Tras una vida con las ventanas de la pasión abiertas al socaire de la brisa, y pudiendo deslizarme libremente al céfiro del gozo florido con sabor a bulbos redondos cual limoneros, conozco cortesanas de medio orbe, y todas ellas almacenan bajo su piel la misma sensación fofa y dulzona, la idéntica impresión de cansancio quejumbroso de aquella primera meretriz que nos tumbó sobre una tierra inclinada y húmeda en un recodo del camino, bajo la tapia del camposanto, en el brumoso barrio de aquella “tierrina nuestra”
Fue un deseo de crudeza y desgarro, dejando sobre la piel un olor penetrante a brillantina pegajosa, tan asfixiante que tardó días en desaparecer. Nos bañábamos mañana y tarde y seguíamos oliendo a lupanar, a noche recubierta de desliz, a conciencia escabrosa o inocencia perdida.
La segunda vez, el acto lascivo fue más sereno.
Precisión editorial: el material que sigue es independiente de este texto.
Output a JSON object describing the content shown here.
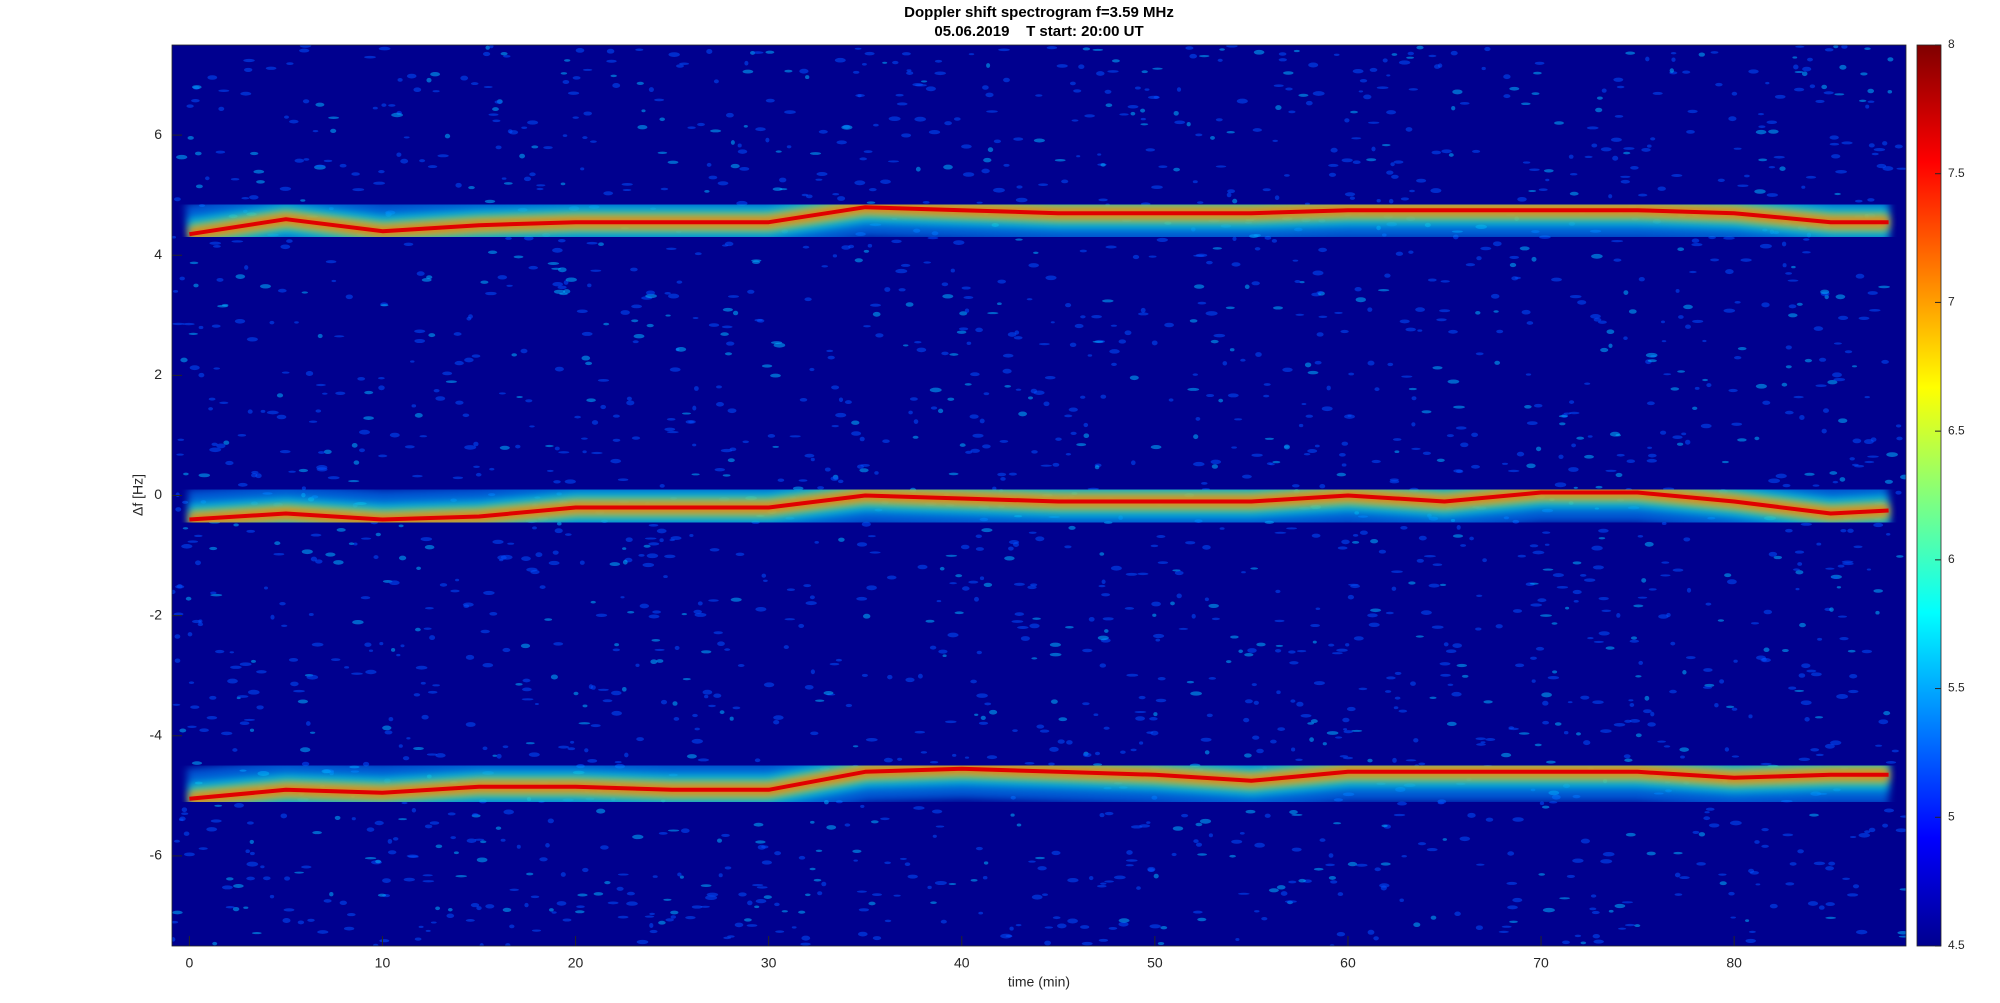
{
  "chart_data": {
    "type": "spectrogram",
    "title": "Doppler shift spectrogram f=3.59 MHz",
    "subtitle": "05.06.2019    T start: 20:00 UT",
    "xlabel": "time (min)",
    "ylabel": "Δf [Hz]",
    "x": [
      0,
      5,
      10,
      15,
      20,
      25,
      30,
      35,
      40,
      45,
      50,
      55,
      60,
      65,
      70,
      75,
      80,
      85,
      88
    ],
    "series": [
      {
        "color": "#e00000",
        "values": [
          4.35,
          4.6,
          4.4,
          4.5,
          4.55,
          4.55,
          4.55,
          4.8,
          4.75,
          4.7,
          4.7,
          4.7,
          4.75,
          4.75,
          4.75,
          4.75,
          4.7,
          4.55,
          4.55
        ]
      },
      {
        "color": "#e00000",
        "values": [
          -0.4,
          -0.3,
          -0.4,
          -0.35,
          -0.2,
          -0.2,
          -0.2,
          0,
          -0.05,
          -0.1,
          -0.1,
          -0.1,
          0,
          -0.1,
          0.05,
          0.05,
          -0.1,
          -0.3,
          -0.25
        ]
      },
      {
        "color": "#e00000",
        "values": [
          -5.05,
          -4.9,
          -4.95,
          -4.85,
          -4.85,
          -4.9,
          -4.9,
          -4.6,
          -4.55,
          -4.6,
          -4.65,
          -4.75,
          -4.6,
          -4.6,
          -4.6,
          -4.6,
          -4.7,
          -4.65,
          -4.65
        ]
      }
    ],
    "xlim": [
      -0.9,
      88.9
    ],
    "xticks": [
      0,
      10,
      20,
      30,
      40,
      50,
      60,
      70,
      80
    ],
    "ylim": [
      -7.5,
      7.5
    ],
    "yticks": [
      -6,
      -4,
      -2,
      0,
      2,
      4,
      6
    ],
    "background_color": "#00008f",
    "colorbar": {
      "lim": [
        4.5,
        8
      ],
      "ticks": [
        4.5,
        5,
        5.5,
        6,
        6.5,
        7,
        7.5,
        8
      ]
    }
  }
}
A la muchacha tierna, dócil como retama, le salían de su rostro ovalado, blanco cual leche cuajada, dos ojos encendidos, brunos y profundos, dejando en el joven que yo era una envoltura de cadencia que aún hoy, cuando lo recuerdo, llega a mi encuentro con el furor de una atizada ilusión.
Ignoro si me enamoré al no haber hallado al costado del alma cicatriz alguna, pero sí una tenue evocación, y algunas noches, entre el aislamiento del hastío, siento su respiración sobre mi rostro y el cuerpo tiembla como si le envolviera la fiebre de heno.
Habiendo basculado hace tiempo en las alamedas otoñales los retazos sobrantes - ¡dios, cuantos eran! - del placer miramelindo, el amor a plazos con tarifa fija, sediento como pocos, medio a hurtadillas, e incomparable ante lo que guarda de gozo prohibido, es ya dentro de nosotros igual al reposo del guerrero que antaño libró batallas entre sábanas de lino a la luz de una palmatoria, y ahora únicamente percibe sombras alargadas, cadencias idas.
Con el paso de los días parsimoniosos, las pasiones - clementes o virulentas, y hasta las estoicas e insípidas- se van pegando a la piel hasta forjar la capa callosa que recubre la llamada experiencia, y en realidad es pesadumbre soldada a sueños truncados, anhelos no conseguidos e infortunios sin término. La supervivencia al desnudo, tal como debió haber sido siempre.
Uno sigue sintiendo, al ver a esas mujeres envueltas en luz de gas con luciérnagas efervescentes, que las cortesanas de la noche, al ser ellas sangre abrasada y sudor pegadizo, conocen a la hora del alba a los hombres sedientos y ven en nuestra mirada la juventud desgajada y los sueños truncados.
Ya somos aves haciendo nido en un añejo tronco.